Die Anfangsphase gehörte dem Rekordweltmeister, der entgegen seiner nominellen Aufstellung Druck macht und mit Ronaldinho im Sturm neben Ronaldo das Tor suchte. Juninho setzte einen ersten Warnschuss neben das Tor von Fabien Barthez, Ronaldo bekam seinen Kopf nicht ausreichend hinter den Ball. Die 48.000 Zuschauer in Frankfurt spürten, dass Brasilien sich durchaus bewusst war, dass hier und heute kein Trainingsspiel stattfinden würde. Die Selecao agierte forsch und auf den frühen Treffer aus, doch als dieser auch nach einer Viertelstunde nicht fiel, wurde das Tempo rausgenommen und Frankreich kam immer besser in dieses Viertelfinale. Die Taktik dominierte das Geschehen auf dem Platz, ein gewonnener Zweikampf war mehr wert als ein Torschuss und so blieb für die Zuschauer weltweit vorerst wenig zu begutachten übrig. Erst nach runde 35 Minuten entstanden die nächsten nennenswerten Aktionen, die Franzosen durchbrachen den Mittelfeldkampf mit einigen Offensivansätzen, durchbrachen dabei aber die auf den Außenbahnen unsicher Abwehr nur unzufrieden stellend. Von Brasilien war immer weniger zu sehen, der Masterplan von Parreira schien nicht aufgegangen zu sein und ehe man jetzt wirklich einmal Fußball spielen sollte, wäre es doch sicher ratsamer, einfach wieder in die tiefe Lethargie zu verfallen und das Spiel einzig durch das schelmische Grinsen von Ronaldinho attraktiv zu gestalten. Frankreich kam in Minute 38 zur einzig wirklich gefährlichen Torchance der ersten Hälfte, Zidane bringt einen Freistoß in die Mitte und Malouda köpft mehr in Richtung Himmel denn Boden, sodass das Spiel mit einem Balljungen weiterging. Es tat sich nichts mehr, die Partie befand sich technisch wie kämpferisch auf höchstem internationalen Niveau, zunächst diktierte Brasilien das Geschehen, dann aber zog man sich immer mehr zurück und so hätte sich Frankreich kurz vor dem Wechsel fast den Treffer verdient.

Nach dem Seitenwechsel schwenkten die Spielanteile und damit auch die Torchancen deutlich auf französische Seite um, von Brasilien kam fast nichts mehr.

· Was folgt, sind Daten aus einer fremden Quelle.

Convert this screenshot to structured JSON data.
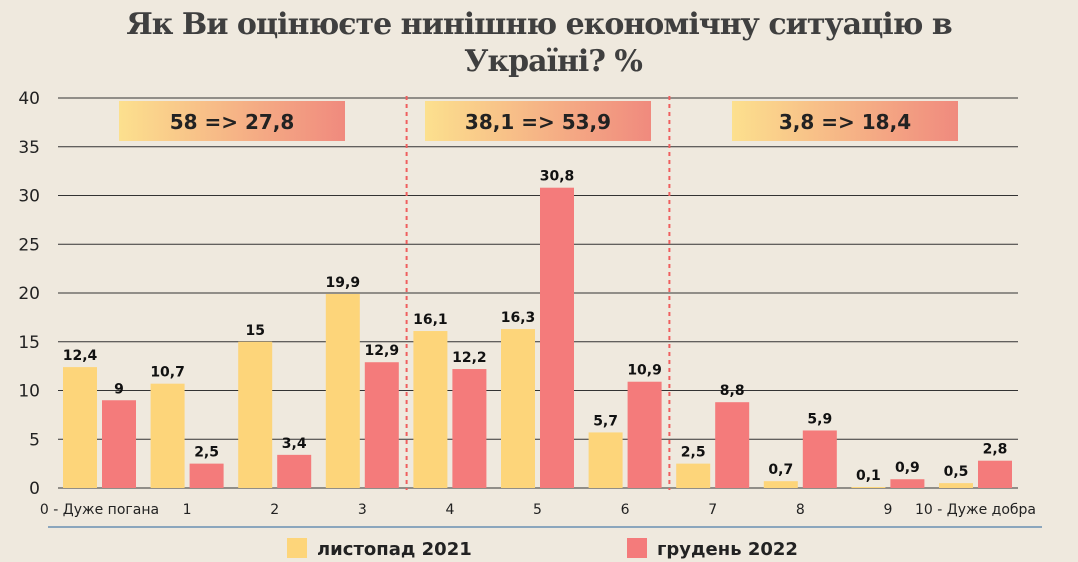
{
  "title_line1": "Як Ви оцінюєте нинішню економічну ситуацію в",
  "title_line2": "Україні? %",
  "colors": {
    "series1": "#fdd57a",
    "series2": "#f47b7b",
    "grid": "#333333",
    "divider": "#ef5f5f",
    "axis_line": "#6a8fb2",
    "box_gradient_start": "#fce08e",
    "box_gradient_end": "#f08a7e"
  },
  "chart_data": {
    "type": "bar",
    "categories": [
      "0 - Дуже погана",
      "1",
      "2",
      "3",
      "4",
      "5",
      "6",
      "7",
      "8",
      "9",
      "10 - Дуже добра"
    ],
    "series": [
      {
        "name": "листопад 2021",
        "values": [
          12.4,
          10.7,
          15,
          19.9,
          16.1,
          16.3,
          5.7,
          2.5,
          0.7,
          0.1,
          0.5
        ],
        "labels": [
          "12,4",
          "10,7",
          "15",
          "19,9",
          "16,1",
          "16,3",
          "5,7",
          "2,5",
          "0,7",
          "0,1",
          "0,5"
        ]
      },
      {
        "name": "грудень 2022",
        "values": [
          9,
          2.5,
          3.4,
          12.9,
          12.2,
          30.8,
          10.9,
          8.8,
          5.9,
          0.9,
          2.8
        ],
        "labels": [
          "9",
          "2,5",
          "3,4",
          "12,9",
          "12,2",
          "30,8",
          "10,9",
          "8,8",
          "5,9",
          "0,9",
          "2,8"
        ]
      }
    ],
    "yticks": [
      0,
      5,
      10,
      15,
      20,
      25,
      30,
      35,
      40
    ],
    "ylim": [
      0,
      40
    ],
    "grid": true,
    "legend_position": "bottom",
    "group_boxes": [
      {
        "text": "58 => 27,8",
        "categories": [
          "0 - Дуже погана",
          "1",
          "2",
          "3"
        ]
      },
      {
        "text": "38,1 => 53,9",
        "categories": [
          "4",
          "5",
          "6"
        ]
      },
      {
        "text": "3,8 => 18,4",
        "categories": [
          "7",
          "8",
          "9",
          "10 - Дуже добра"
        ]
      }
    ]
  }
}
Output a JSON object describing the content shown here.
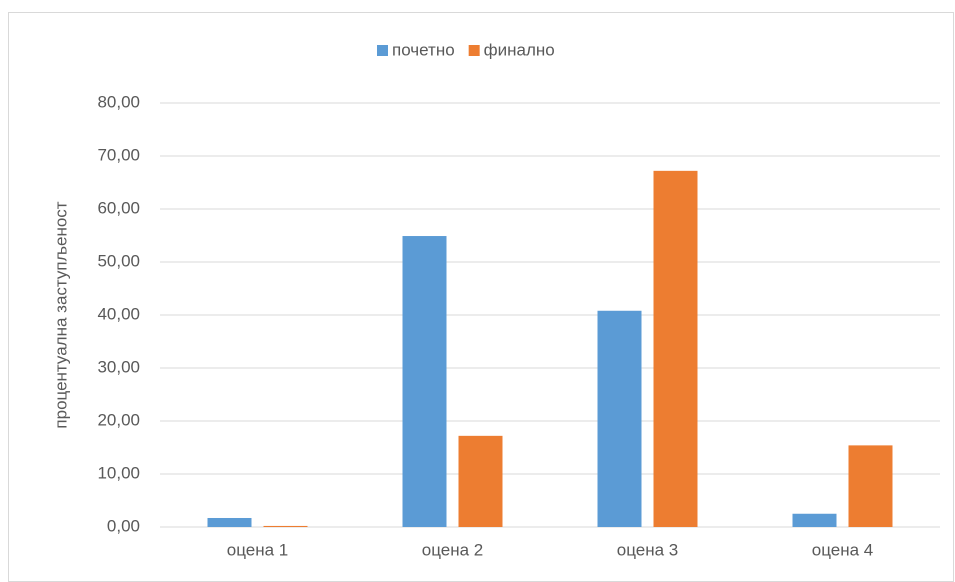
{
  "chart_data": {
    "type": "bar",
    "y_label": "процентуална заступљеност",
    "categories": [
      "оцена 1",
      "оцена 2",
      "оцена 3",
      "оцена 4"
    ],
    "series": [
      {
        "name": "почетно",
        "color": "#5b9bd5",
        "values": [
          1.7,
          54.9,
          40.8,
          2.5
        ]
      },
      {
        "name": "финално",
        "color": "#ed7d31",
        "values": [
          0.2,
          17.2,
          67.2,
          15.4
        ]
      }
    ],
    "ylim": [
      0,
      80
    ],
    "yticks": [
      {
        "value": 0,
        "label": "0,00"
      },
      {
        "value": 10,
        "label": "10,00"
      },
      {
        "value": 20,
        "label": "20,00"
      },
      {
        "value": 30,
        "label": "30,00"
      },
      {
        "value": 40,
        "label": "40,00"
      },
      {
        "value": 50,
        "label": "50,00"
      },
      {
        "value": 60,
        "label": "60,00"
      },
      {
        "value": 70,
        "label": "70,00"
      },
      {
        "value": 80,
        "label": "80,00"
      }
    ],
    "grid": true,
    "legend": "top"
  }
}
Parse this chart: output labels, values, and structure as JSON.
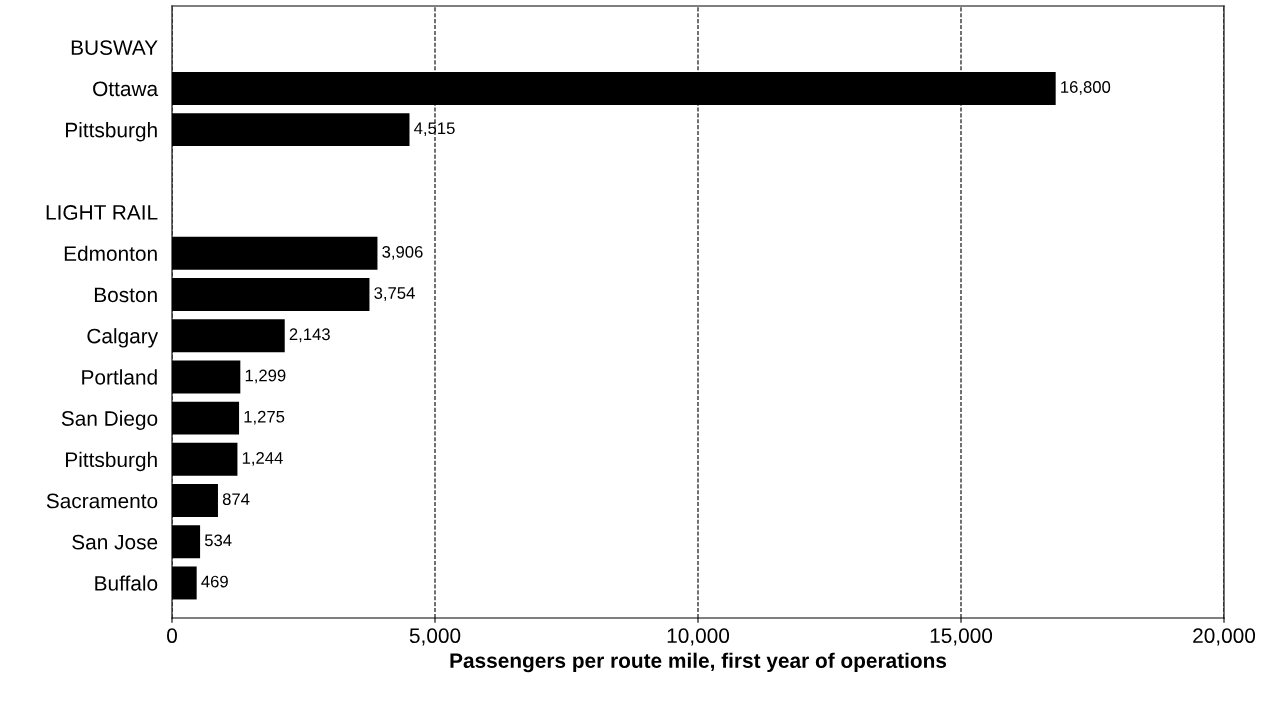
{
  "chart_data": {
    "type": "bar",
    "orientation": "horizontal",
    "xlabel": "Passengers per route mile, first year of operations",
    "categories": [
      "BUSWAY",
      "Ottawa",
      "Pittsburgh",
      null,
      "LIGHT RAIL",
      "Edmonton",
      "Boston",
      "Calgary",
      "Portland",
      "San Diego",
      "Pittsburgh",
      "Sacramento",
      "San Jose",
      "Buffalo"
    ],
    "values": [
      null,
      16800,
      4515,
      null,
      null,
      3906,
      3754,
      2143,
      1299,
      1275,
      1244,
      874,
      534,
      469
    ],
    "value_labels": [
      null,
      "16,800",
      "4,515",
      null,
      null,
      "3,906",
      "3,754",
      "2,143",
      "1,299",
      "1,275",
      "1,244",
      "874",
      "534",
      "469"
    ],
    "color": "#000000",
    "xlim": [
      0,
      20000
    ],
    "xticks": [
      0,
      {
        "value": 5000,
        "label": "5,000"
      },
      {
        "value": 10000,
        "label": "10,000"
      },
      {
        "value": 15000,
        "label": "15,000"
      },
      {
        "value": 20000,
        "label": "20,000"
      }
    ],
    "grid": "x",
    "line_style": "dashed",
    "legend": false
  }
}
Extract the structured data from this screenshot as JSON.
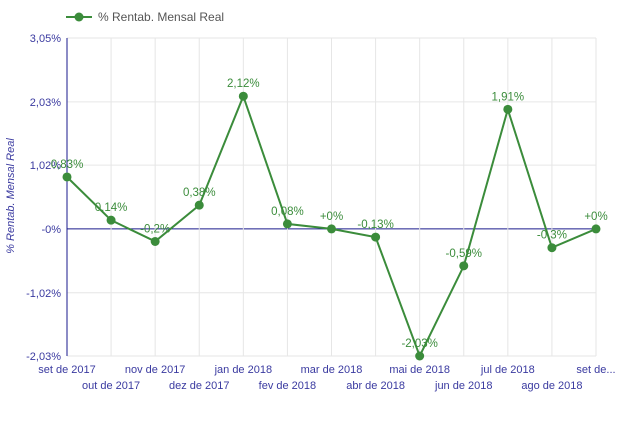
{
  "chart_data": {
    "type": "line",
    "legend": {
      "label": "% Rentab. Mensal Real",
      "position": "top-left"
    },
    "ylabel": "% Rentab. Mensal Real",
    "xlabel": "",
    "ylim": [
      -2.03,
      3.05
    ],
    "y_ticks": [
      "3,05%",
      "2,03%",
      "1,02%",
      "-0%",
      "-1,02%",
      "-2,03%"
    ],
    "y_tick_values": [
      3.05,
      2.03,
      1.02,
      0,
      -1.02,
      -2.03
    ],
    "grid": true,
    "categories": [
      "set de 2017",
      "out de 2017",
      "nov de 2017",
      "dez de 2017",
      "jan de 2018",
      "fev de 2018",
      "mar de 2018",
      "abr de 2018",
      "mai de 2018",
      "jun de 2018",
      "jul de 2018",
      "ago de 2018",
      "set de..."
    ],
    "series": [
      {
        "name": "% Rentab. Mensal Real",
        "color": "#3b8c3b",
        "values": [
          0.83,
          0.14,
          -0.2,
          0.38,
          2.12,
          0.08,
          0,
          -0.13,
          -2.03,
          -0.59,
          1.91,
          -0.3,
          0
        ],
        "labels": [
          "0,83%",
          "0,14%",
          "-0,2%",
          "0,38%",
          "2,12%",
          "0,08%",
          "+0%",
          "-0,13%",
          "-2,03%",
          "-0,59%",
          "1,91%",
          "-0,3%",
          "+0%"
        ]
      }
    ],
    "colors": {
      "line": "#3b8c3b",
      "zero_line": "#1a1a8c",
      "grid": "#e6e6e6",
      "axis_text": "#3a3aa0"
    }
  }
}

Es brach die Zeit des Zinedine Zidane an, der für das letzte Vorrundenspiel gesperrt war und so um ein Haar sein letztes Spiel im blauen Dress bei einer Auswechslung gegen Südkorea gehabt hätte. Doch alles kam anders und jetzt brillierte der Altstar in einem WM-Viertelfinale gegen den amtierenden Weltmeister. Immer wieder war es Zidane, der sich die Bälle holte und seine Mitspieler vor dem Tor einzusetzen suchte, unterstützt wurde er von hinten vom kaum schwächer spielenden Vieira, in dessen Leistung sich nun Makélélé, Ribéry oder auch vorne Henry glanzvoll einreihte. Der Triumphzug begann mit einer ähnlichen Aktion wie dem Kopfball von Malouda, nur diesmal war es Vieira, der einen Ball von Zidane über das Tor hebt. Jede andere Mannschaft hätte sich nun geschockt gezeigt, aber Brasilien ist da anders, Brasilien zeigte sich eher wie Ottfried Fischer nach einem Witz. Oder einem Satz. Oder einer Frage. So ganz weiß man das ja nie. Kurzum: Brasilien spielte weiter wie in den vier Spielen zuvor auch. Der Fußballgott hätte Unrecht getan, hätte er nicht die 57. Minute folgen lassen und mit ihr das Gegentor für Brasilien. Zidane bringt seinen gefühlten 28. Freistoß in den Strafraum, drei brasilianische Zauberfußball gehen halbherzig mit, fünf bleiben am Strafraumrand stehen, zwei sind irgendwo Caipirinhatrinken und Torwart Dida ist dann gegen den Schuss von Thierry Henry machtlos. Jetzt war Brasilien erstmals in diesem Turnier gefordert, alle Welt glaubte nun an wütende wie durchschlagende Angriffe über das magische Viereck, aber denkste – spielbestimmend war weiterhin Frankreich. Es folgten zwei bis drei recht gute Tormöglichkeiten für die Equipe Tricolore, von brasilianischer Gegenwehr war wenig bis gar nichts zu sehen. Bis zur 70. Minute machte Frankreich dann weiter Druck, kam aber nicht mehr so recht in Tornähe und leistete sich sodann den Luxus, gegen den Rekordweltmeister zwanzig Minuten lang ein 1:0 zu halten. Spätestens jetzt hätte man von den südamerikanischen Stars ein paar Kreativaktionen erwarten können, es muss ja nicht immer zaubern sein, aber das Kämpfen ist das Spiel der Brasilianer nicht und so ergab man sich fast schon reumütig seinem Schicksal. Kurz vor dem Schlusspfiff wurde es für Barthez dann noch zweimal eng, aber der Ausgleich hätte kaum die Kräfteverhältnisse rechtfertigen können.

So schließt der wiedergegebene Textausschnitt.